Más que horroroso. Se había sentido como si el mundo se hundiera bajo sus pies. Pero ante ella se limitó a encogerse de hombros.


—Lo de la pared también lo fue. Supuestamente sólo había que tirar un tercio.


—Bueno, Lucas no me engaña. Él... él no quiere... —sus ojos se agrandaron antes de llenarse de lágrimas y se puso una mano en la boca para ahogar un sollozo.


—¡Ay, Dios! No hagas eso —suplicó Pedro, sin conseguir disimular su pánico.


—Perdona —Paula agitó una mano, pero las lágrimas siguieron surcando sus mejillas.


Él había creído que ya era incapaz de suplicar, pero en ese momento lo hizo con fervor.


—Por favor, Paula. Por favor, no llores.


—Vale —asintió, pero las lágrimas no pararon—. Lo siento —sollozó.


Pedro se sentía impotente. Se preguntaba qué hacer y qué decir. Al final le dijo la única cosa que sabía sin ningún atisbo de duda.


—Él no se lo merece.


Ella dejó de llorar. Húmedos ojos azules lo escrutaron. Había conseguido su atención.


—No se lo merece —repitió él, con más convicción.


Se acercó a ella con la camisa en la mano, pero le echó un vistazo y comprobó que estaba demasiado sucia para secarle las lágrimas con ella, así que la dejó caer al suelo.

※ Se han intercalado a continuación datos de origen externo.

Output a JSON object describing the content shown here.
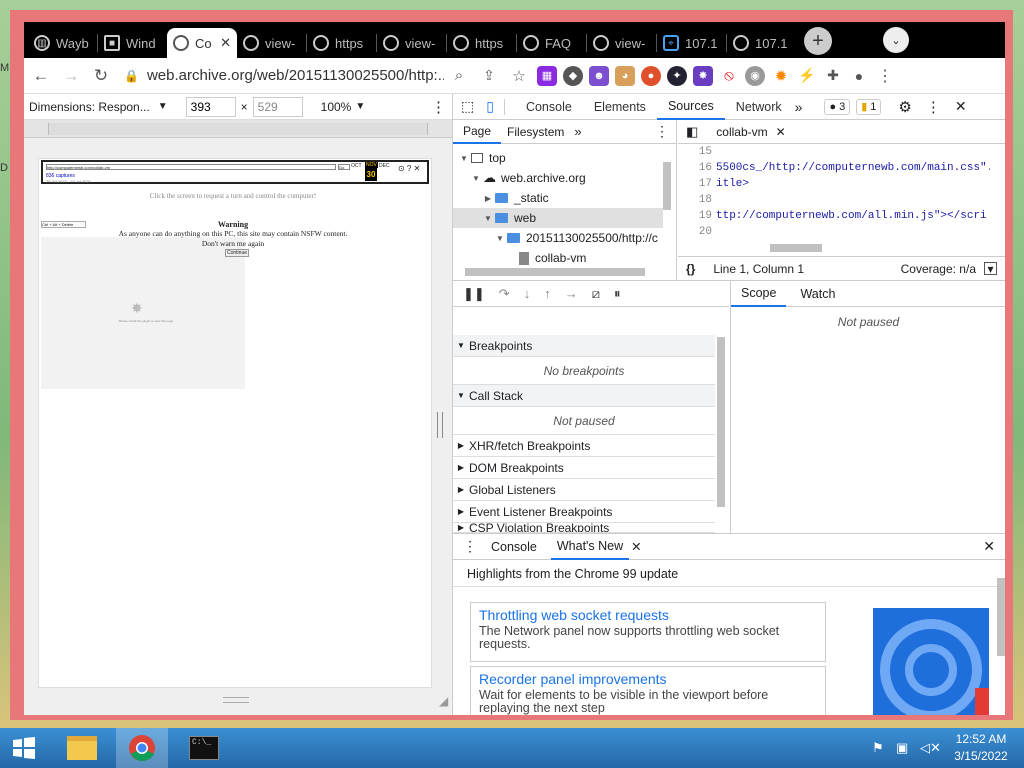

—Te mereces algo mejor, Paula. Te mereces mucho más —tomó su rostro entre las callosas manos y utilizó la yema de los pulgares para borrar las huellas de su dolor de corazón.


Pedro.


—Sí —le pareció perfectamente lógico abrirle los brazos—. Ven aquí.


Igual podría haber dicho ven a casa, porque así se sintió Paula cuando dio un paso adelante y se sumió en su abrazo. Un abrazo suelto y desconocido, pero aun así familiar..


Él acarició su espalda con la mano, murmurando palabras de consuelo que ella no podía descifrar. No le hacía falta. En ese momento sabía cuanto necesitaba saber. Estaba a salvo. 


Le importaba a alguien.


Pero según fueron pasando los segundos, empezó a sentir emociones más desconcertantes. Pedro giró la cabeza y Paula sintió la calidez de su aliento en el pelo. Se dio cuenta de que estaba apretada contra su pecho, desnudo, sudoroso y fuerte.


La mano que acariciaba su espalda se detuvo justo encima de la curva de su trasero y a ella se le aceleró el pulso.


—¿Paula?


Ella habría jurado que su voz sonaba tan sorprendida y confusa como se sentía ella. Dio un paso atrás y volvió a toquetear el bajo de su blusa, para hacer algo con las manos.


Cuando alzó la vista, Pedro la observaba. Vio que su nuez se movía, pero aún tardó un momento en formular palabras. Eso halagó a su ego herido.


—Entonces, ¿le has pedido el divorcio?


—Nunca fue un buen matrimonio —dijo ella. Le dolía admitirlo, pero le parecía importante ser sincera—. Quiero ponerle punto final.


—Me alegro —dio un paso hacia delante y ella se preguntó si volvería a abrazarla. Si la besaría. Él no hizo ninguna de las dos cosas—. Por ti, quiero decir.